A little about the author….
Since 1996, Frank Sterle Jr. has edited and produced small-circulation mental-health-related publications, to which he also contributed his own writings.
For a brief time in the mid1990s, he held a part-time position as a staff reporter and contributing writer with two community newspapers, The Burnaby News and The New Westminster News, at which he had just completed his journalism program practicum.
Also during the 1990s, typically on an annual basis, he’d have a guest column article in either of Vancouver’s two metro-daily newspapers, The Province and The Vancouver Sun; also, on two occasions he had a piece in The Sun’s (former) Saturday Review weekend supplement.

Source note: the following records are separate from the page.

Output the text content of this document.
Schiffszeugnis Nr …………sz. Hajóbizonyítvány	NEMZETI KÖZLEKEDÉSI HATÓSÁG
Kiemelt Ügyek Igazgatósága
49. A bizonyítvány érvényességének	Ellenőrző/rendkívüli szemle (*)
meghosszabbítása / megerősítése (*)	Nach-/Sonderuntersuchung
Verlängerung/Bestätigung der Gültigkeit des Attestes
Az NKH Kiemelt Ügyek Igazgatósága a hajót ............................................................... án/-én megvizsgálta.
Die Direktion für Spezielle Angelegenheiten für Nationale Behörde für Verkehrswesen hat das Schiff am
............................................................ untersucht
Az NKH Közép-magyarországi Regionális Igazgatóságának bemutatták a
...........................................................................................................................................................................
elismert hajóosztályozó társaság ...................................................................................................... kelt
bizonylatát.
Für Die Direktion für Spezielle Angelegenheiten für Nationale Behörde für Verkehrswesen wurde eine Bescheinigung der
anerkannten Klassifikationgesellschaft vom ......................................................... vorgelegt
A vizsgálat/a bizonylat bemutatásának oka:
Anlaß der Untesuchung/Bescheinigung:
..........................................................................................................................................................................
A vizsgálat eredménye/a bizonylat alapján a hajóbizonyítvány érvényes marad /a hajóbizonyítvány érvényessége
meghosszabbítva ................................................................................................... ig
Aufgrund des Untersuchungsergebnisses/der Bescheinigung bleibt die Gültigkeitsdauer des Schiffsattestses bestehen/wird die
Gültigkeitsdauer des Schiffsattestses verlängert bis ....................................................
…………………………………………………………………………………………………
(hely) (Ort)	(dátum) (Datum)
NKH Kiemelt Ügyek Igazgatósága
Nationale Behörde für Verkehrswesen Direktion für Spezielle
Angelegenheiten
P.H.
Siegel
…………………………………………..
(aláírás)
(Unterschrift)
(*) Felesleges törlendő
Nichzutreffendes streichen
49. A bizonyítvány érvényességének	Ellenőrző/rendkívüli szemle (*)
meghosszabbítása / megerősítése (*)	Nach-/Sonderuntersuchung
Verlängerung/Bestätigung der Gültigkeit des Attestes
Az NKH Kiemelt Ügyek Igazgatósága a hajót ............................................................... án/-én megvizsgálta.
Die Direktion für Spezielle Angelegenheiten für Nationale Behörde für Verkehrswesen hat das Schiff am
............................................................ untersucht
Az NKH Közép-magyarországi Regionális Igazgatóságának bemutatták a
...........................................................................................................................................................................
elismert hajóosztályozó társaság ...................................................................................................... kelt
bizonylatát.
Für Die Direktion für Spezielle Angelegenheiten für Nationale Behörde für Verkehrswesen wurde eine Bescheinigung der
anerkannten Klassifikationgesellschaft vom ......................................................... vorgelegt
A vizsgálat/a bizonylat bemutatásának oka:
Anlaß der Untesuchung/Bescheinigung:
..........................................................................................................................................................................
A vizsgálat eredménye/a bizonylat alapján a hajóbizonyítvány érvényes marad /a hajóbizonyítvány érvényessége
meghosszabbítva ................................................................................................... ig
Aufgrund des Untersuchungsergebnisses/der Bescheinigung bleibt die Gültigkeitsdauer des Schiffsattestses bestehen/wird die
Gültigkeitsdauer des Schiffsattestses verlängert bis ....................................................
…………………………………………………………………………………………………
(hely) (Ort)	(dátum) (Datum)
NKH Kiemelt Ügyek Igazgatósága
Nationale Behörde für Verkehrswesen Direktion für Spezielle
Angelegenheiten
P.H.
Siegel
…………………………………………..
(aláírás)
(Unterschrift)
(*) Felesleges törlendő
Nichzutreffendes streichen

He also had a half-dozen or so pieces in the CMHA journal Visions.
Perhaps his most notable achievements, he edited and produced two anthologies, both to which he also contributed written works.
Furthermore, he was/am the editor/producer of local, small-circulation mental-health-related publications, including The Whale Houser, all to which he frequently contribute(d) his own works.

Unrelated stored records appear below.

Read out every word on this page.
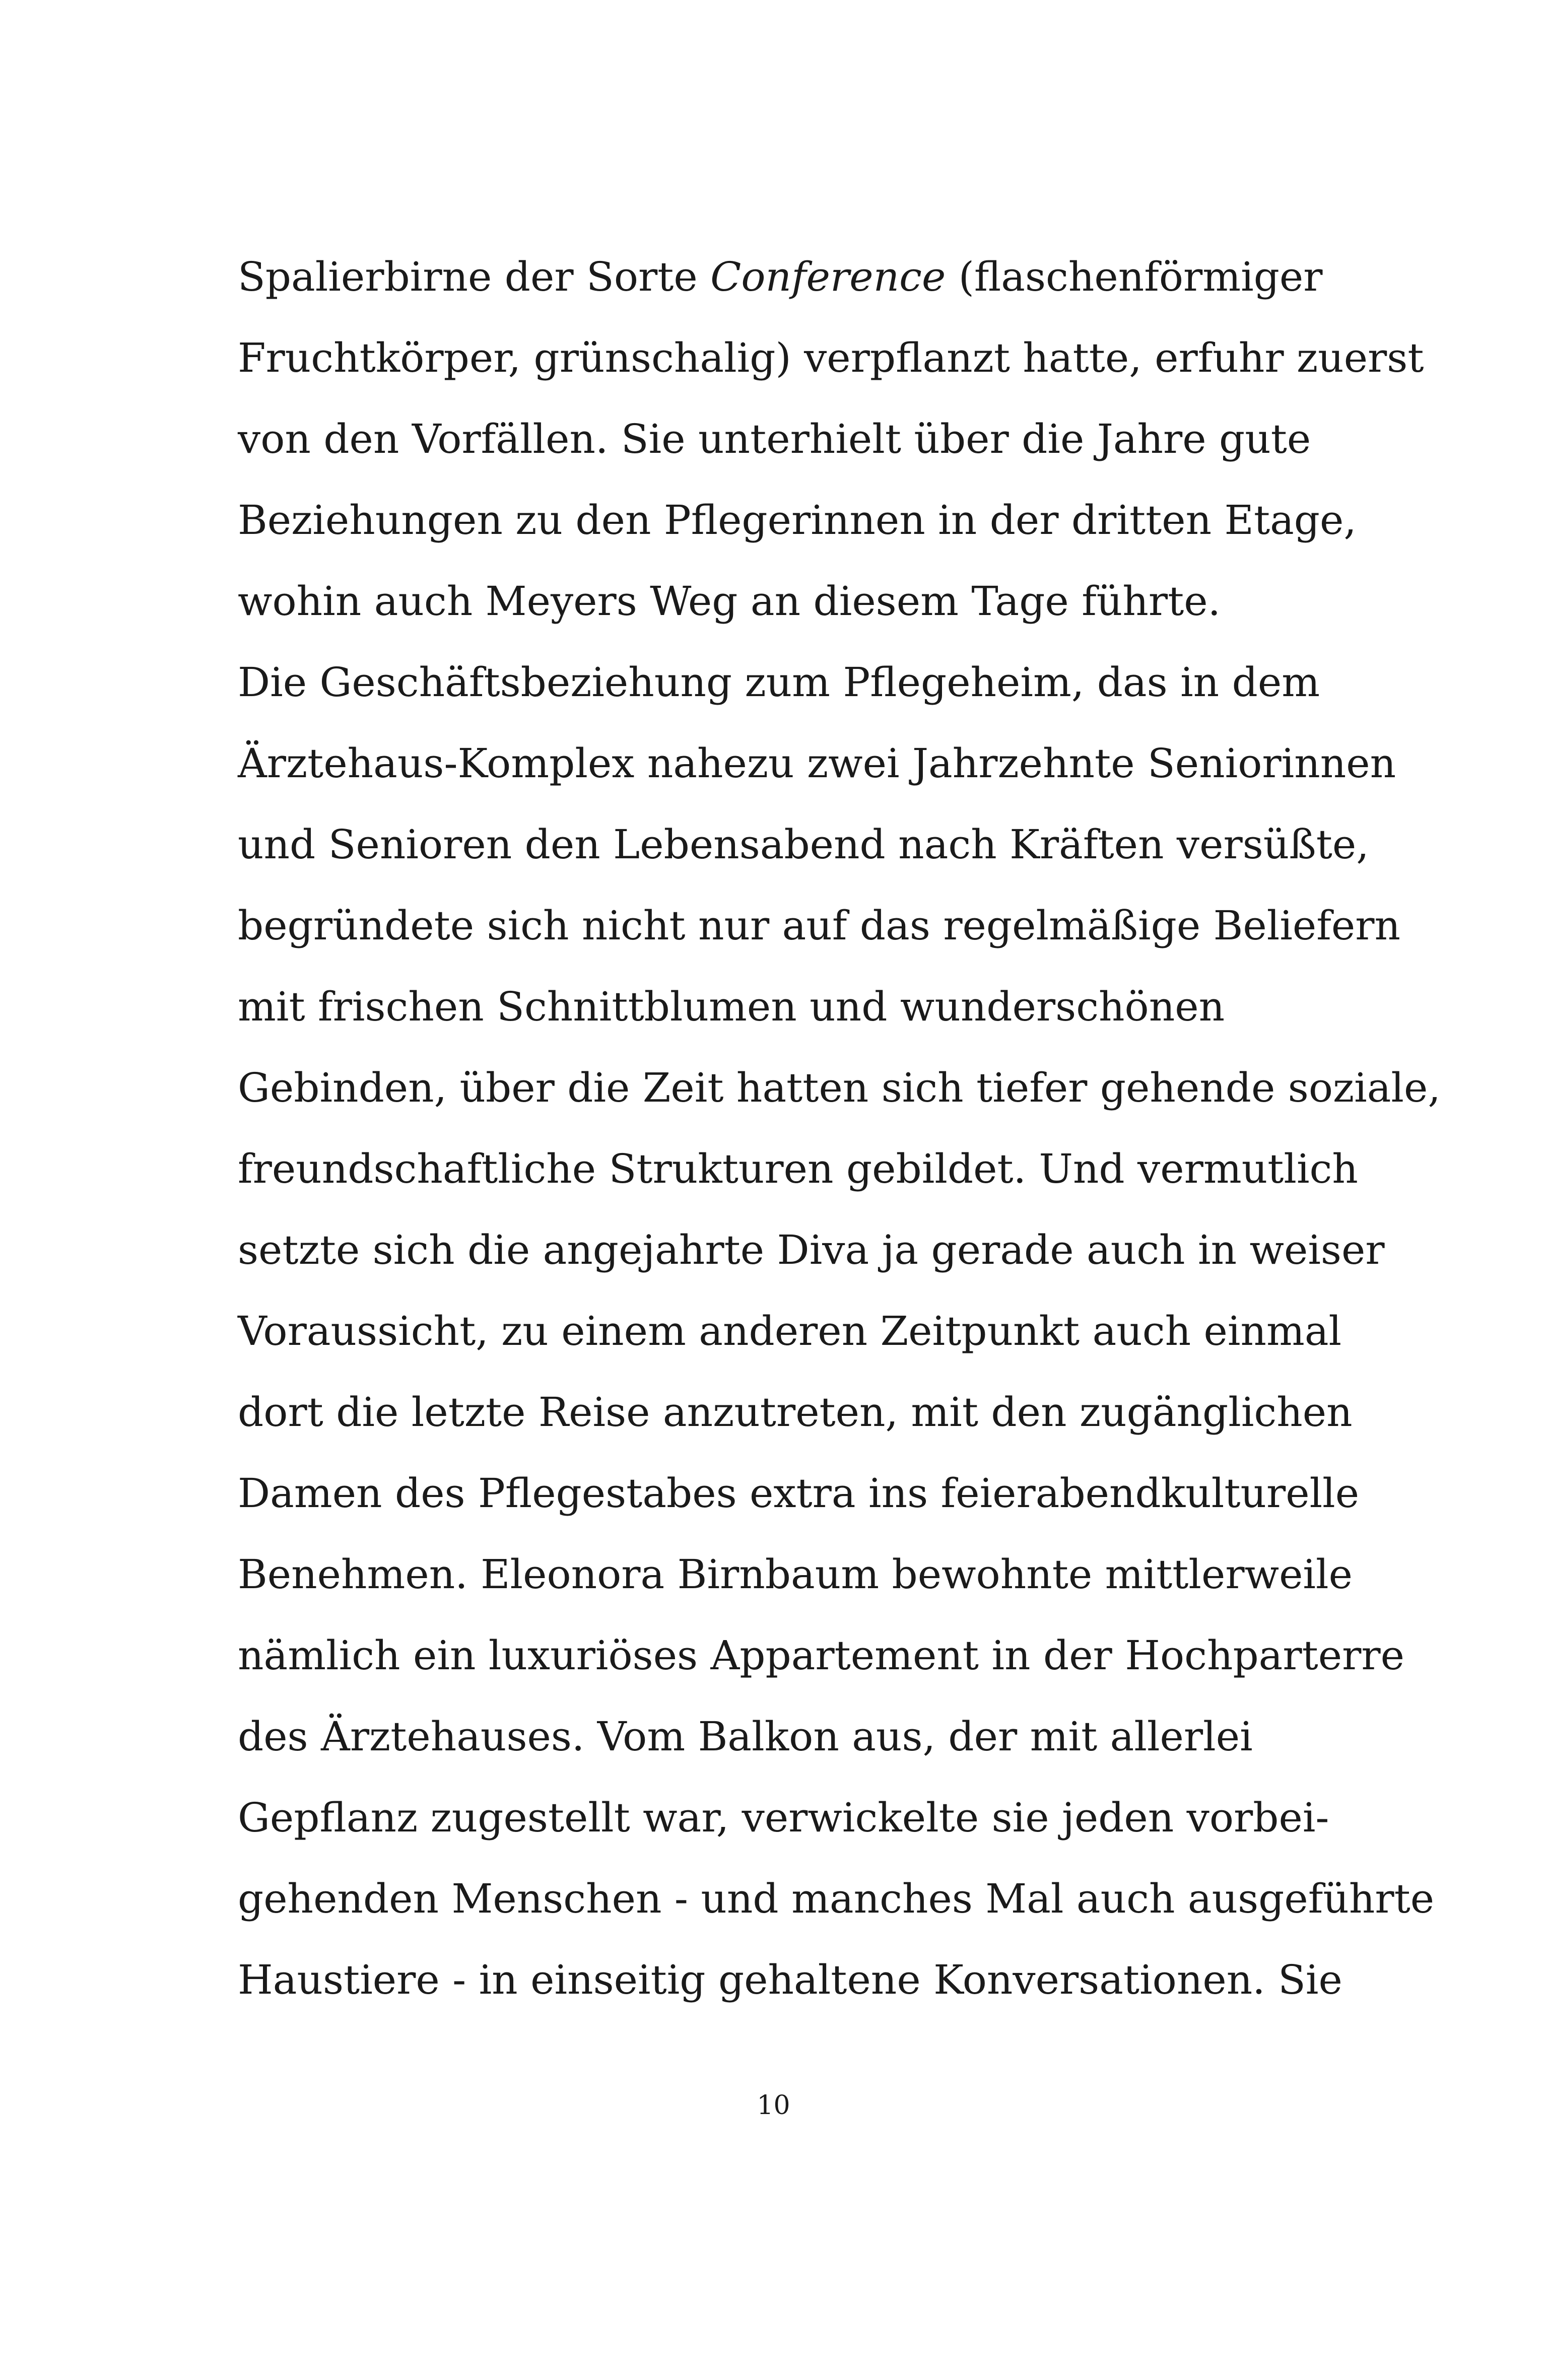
Spalierbirne der Sorte Conference (flaschenförmiger
Fruchtkörper, grünschalig) verpflanzt hatte, erfuhr zuerst
von den Vorfällen. Sie unterhielt über die Jahre gute
Beziehungen zu den Pflegerinnen in der dritten Etage,
wohin auch Meyers Weg an diesem Tage führte.
Die Geschäftsbeziehung zum Pflegeheim, das in dem
Ärztehaus-Komplex nahezu zwei Jahrzehnte Seniorinnen
und Senioren den Lebensabend nach Kräften versüßte,
begründete sich nicht nur auf das regelmäßige Beliefern
mit frischen Schnittblumen und wunderschönen
Gebinden, über die Zeit hatten sich tiefer gehende soziale,
freundschaftliche Strukturen gebildet. Und vermutlich
setzte sich die angejahrte Diva ja gerade auch in weiser
Voraussicht, zu einem anderen Zeitpunkt auch einmal
dort die letzte Reise anzutreten, mit den zugänglichen
Damen des Pflegestabes extra ins feierabendkulturelle
Benehmen. Eleonora Birnbaum bewohnte mittlerweile
nämlich ein luxuriöses Appartement in der Hochparterre
des Ärztehauses. Vom Balkon aus, der mit allerlei
Gepflanz zugestellt war, verwickelte sie jeden vorbei-
gehenden Menschen - und manches Mal auch ausgeführte
Haustiere - in einseitig gehaltene Konversationen. Sie
10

Other than one statistics math course, his entire post-secondary education consists of a half-dozen English and creative writing courses, on top of a diploma program in Mass Communications and Journalism from (the since renamed) Kwantlen College.

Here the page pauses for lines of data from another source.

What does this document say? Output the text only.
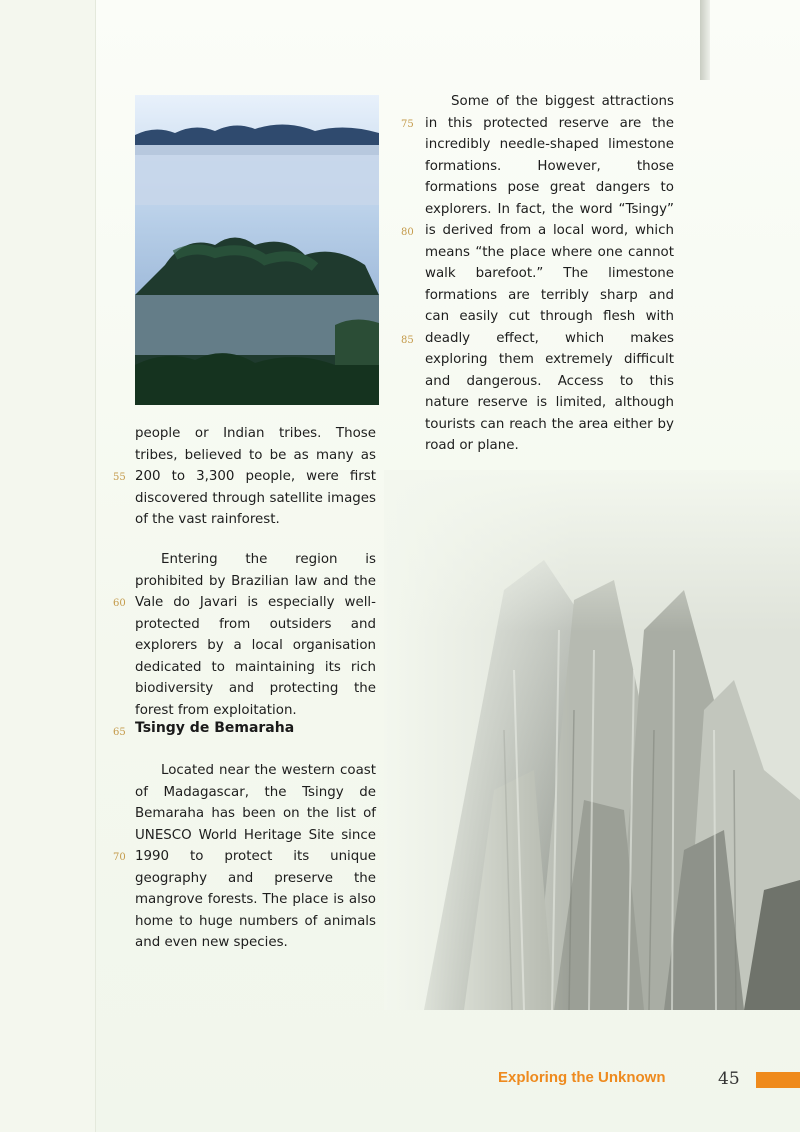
people or Indian tribes. Those tribes, believed to be as many as 200 to 3,300 people, were first discovered through satellite images of the vast rainforest.

Entering the region is prohibited by Brazilian law and the Vale do Javari is especially well-protected from outsiders and explorers by a local organisation dedicated to maintaining its rich biodiversity and protecting the forest from exploitation.

Tsingy de Bemaraha

Located near the western coast of Madagascar, the Tsingy de Bemaraha has been on the list of UNESCO World Heritage Site since 1990 to protect its unique geography and preserve the mangrove forests. The place is also home to huge numbers of animals and even new species.

Some of the biggest attractions in this protected reserve are the incredibly needle-shaped limestone formations. However, those formations pose great dangers to explorers. In fact, the word “Tsingy” is derived from a local word, which means “the place where one cannot walk barefoot.” The limestone formations are terribly sharp and can easily cut through flesh with deadly effect, which makes exploring them extremely difficult and dangerous. Access to this nature reserve is limited, although tourists can reach the area either by road or plane.

55
60
65
70
75
80
85
Exploring the Unknown	45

welcome to our first official post one of many more to come!
Oh, How My Cat Just Loved That Large Plastic Bag
You, our pet, loved that huge plastic bag,
for it crinkled and crackled, which you’d dig,
rolling around inside that bag so big
as though you were tempted to really brag
and your sweet black tail did truly wag;
then you were sped fed that dark, healthy fig,
fresh fish and you’d eat a fig?—quite the jig
… but, oh, that bag, that beacon, that loud flag.
Although you bore a metal I.D. tag
and did not make yourself a mealtime pig,
you still required the odd verbal nag,
still better than the SPCA brig
or the humane society’s great drag
or the abused-feline-that’s-starving gig.
ODE: to a Galloping, Black Feline
Oh, how adorable it was to see you feline,
galloping up and down the hallway, yourself you’d hurl
with your tail up—your shiny, black tail—in a curl
as though it was a protruding, thick, balancing vine;
so we, your human hosts, did not need a Valentine
as long as we had you, cherished you, our gorgeous girl,
almost worshiped you as one might a stout British earl,
how could we not?—you, our sleek, silky pet so fine?
And it amazed us as you lived out your lives nine,
there in the part of the map known as populace rural,
avoiding the neighboring, vicious pit-bull canine;
so, we’re pleased you galloped freely, our priceless pearl,
throughout the hallway before you took a break to dine
and we, your hosts, thought of you as a gorgeous mural.
She Murred, Purred & Drooled
Over the castle Mimi the cat ruled
and when so finely brushed was quite well heard:
stroked with its bristles, Mimi would’ve murred
and purred; then she’d have pleasurably drooled,
feeling so pleasant, she’d nobody fooled
and needing not to have expressed her ‘word’
that this much gratefulness should have occurred,
then lying on the cement, she’d felt cooled.
She’d recently together her fleas pooled,
upon her furry body they had stirred
and with whom she’d continuously dueled
(enduring such parasites was absurd!),
through which the itching was promptly fueled,
this outdoor cat wouldn’t ever be cured.